Добрые люди - Артуро Перес-Реверте
Шрифт:
Интервал:
Закладка:
В дверь стучат – даже, скорее, скребутся, – и улыбка на лице Рапосо меняется. Теперь она выглядит заговорщицкой, предвкушающей скорые удовольствия. Не заботясь о внешнем виде, он направляется к двери и распахивает ее. За дверью стоит все та же служанка, на ней ночная рубаха, голова не покрыта, на плечи накинута вязаная шаль, в руке – подсвечник; верная обещанию, данному час назад, она точна, как двенадцать ударов, которые в это мгновение отбивают часы аюнтамьенто. Рапосо отступает на шаг, служанка неслышно проникает в комнату и задувает свечи на подсвечнике. Без каких-либо вступлений и лишних слов Рапосо протягивает лапу и хватает ее за грудь, увесистую и горячую под грубой тканью рубахи. Затем указывает на стол, где одна на другой лежат две серебряные монеты. Служанка все понимает, хихикает и позволяет его руке делать все, что ей заблагорассудится.
– Только в губы не целуй, – говорит она, когда он подходит ближе.
От нее пахнет долгим рабочим днем, усталостью, грязью и потом. Запах возбуждает Рапосо, и он подталкивает ее к кровати. Уже в постели она задирает рубаху, обнажая бедра, и он трется о ее голые ляжки, устраиваясь поудобнее и расстегивая штаны.
– Внутрь не кончай, хорошо? – шепчет служанка.
На губах Рапосо появляется жестокая лисья улыбка.
– Не беспокойся, – отвечает он. – Я ничего там не оставлю, даже если ослепну от вина.
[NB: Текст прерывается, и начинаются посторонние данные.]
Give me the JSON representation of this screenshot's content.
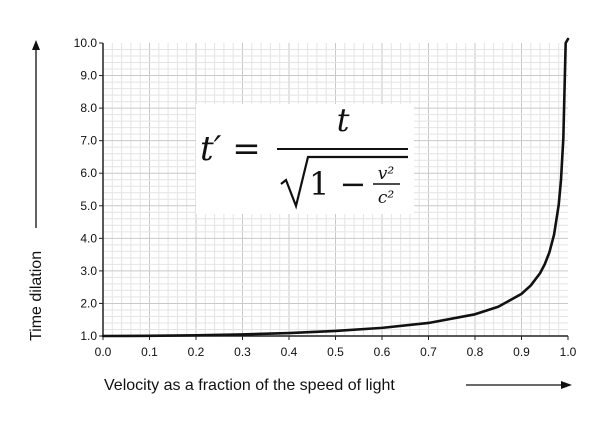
{
  "chart_data": {
    "type": "line",
    "xlabel": "Velocity as a fraction of the speed of light",
    "ylabel": "Time dilation",
    "xlim": [
      0.0,
      1.0
    ],
    "ylim": [
      1.0,
      10.0
    ],
    "x_ticks": [
      "0.0",
      "0.1",
      "0.2",
      "0.3",
      "0.4",
      "0.5",
      "0.6",
      "0.7",
      "0.8",
      "0.9",
      "1.0"
    ],
    "y_ticks": [
      "1.0",
      "2.0",
      "3.0",
      "4.0",
      "5.0",
      "6.0",
      "7.0",
      "8.0",
      "9.0",
      "10.0"
    ],
    "grid": true,
    "series": [
      {
        "color": "#111111",
        "x": [
          0.0,
          0.1,
          0.2,
          0.3,
          0.4,
          0.5,
          0.6,
          0.7,
          0.8,
          0.85,
          0.9,
          0.92,
          0.94,
          0.95,
          0.96,
          0.97,
          0.98,
          0.985,
          0.99,
          0.995
        ],
        "y": [
          1.0,
          1.005,
          1.021,
          1.048,
          1.091,
          1.155,
          1.25,
          1.4,
          1.667,
          1.898,
          2.294,
          2.552,
          2.931,
          3.203,
          3.571,
          4.113,
          5.025,
          5.803,
          7.089,
          10.0
        ]
      }
    ],
    "annotation": {
      "lhs": "t′ =",
      "numerator": "t",
      "radicand_one": "1 −",
      "v_sq_num": "v²",
      "c_sq_den": "c²"
    }
  }
}
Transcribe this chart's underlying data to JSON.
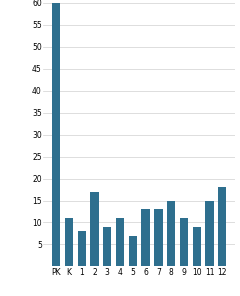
{
  "categories": [
    "PK",
    "K",
    "1",
    "2",
    "3",
    "4",
    "5",
    "6",
    "7",
    "8",
    "9",
    "10",
    "11",
    "12"
  ],
  "values": [
    60,
    11,
    8,
    17,
    9,
    11,
    7,
    13,
    13,
    15,
    11,
    9,
    15,
    18
  ],
  "bar_color": "#2e6f8e",
  "ylim": [
    0,
    60
  ],
  "yticks": [
    5,
    10,
    15,
    20,
    25,
    30,
    35,
    40,
    45,
    50,
    55,
    60
  ],
  "background_color": "#ffffff",
  "tick_fontsize": 5.5,
  "bar_width": 0.65,
  "grid_color": "#d0d0d0",
  "grid_linewidth": 0.5
}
Вечеринка затянулась дольше обычного, ибо означала прощание: они допоздна болтали возле камина, потом юный Кирога попросил у хозяина гитару и, к удивлению ученых мужей, некоторое время развлекал всю компанию довольно сносной игрой. Не в силах более бороться с усталостью и утомлением, дон Эрмохенес и дон Педро поднимаются наверх и в относительно интимной обстановке, которую обеспечивает тростниковая ширма, обтянутая безвкусно размалеванным холстом, раздеваются, чтобы улечься спать.
– Какие очаровательные люди донья Асенсьон и ее сын, – говорит дон Эрмохенес. – А как замечательно молодой человек играет на гитаре, не правда ли? Я буду по ним скучать.
Адмирал не отвечает. Он снимает камзол и аккуратно вешает его на спинку стула. Затем расстегивает жилетку и заводит часы. Скудный свет двух свечей на латунном канделябре освещает половину его лица, удлиняя тени на смуглых щеках.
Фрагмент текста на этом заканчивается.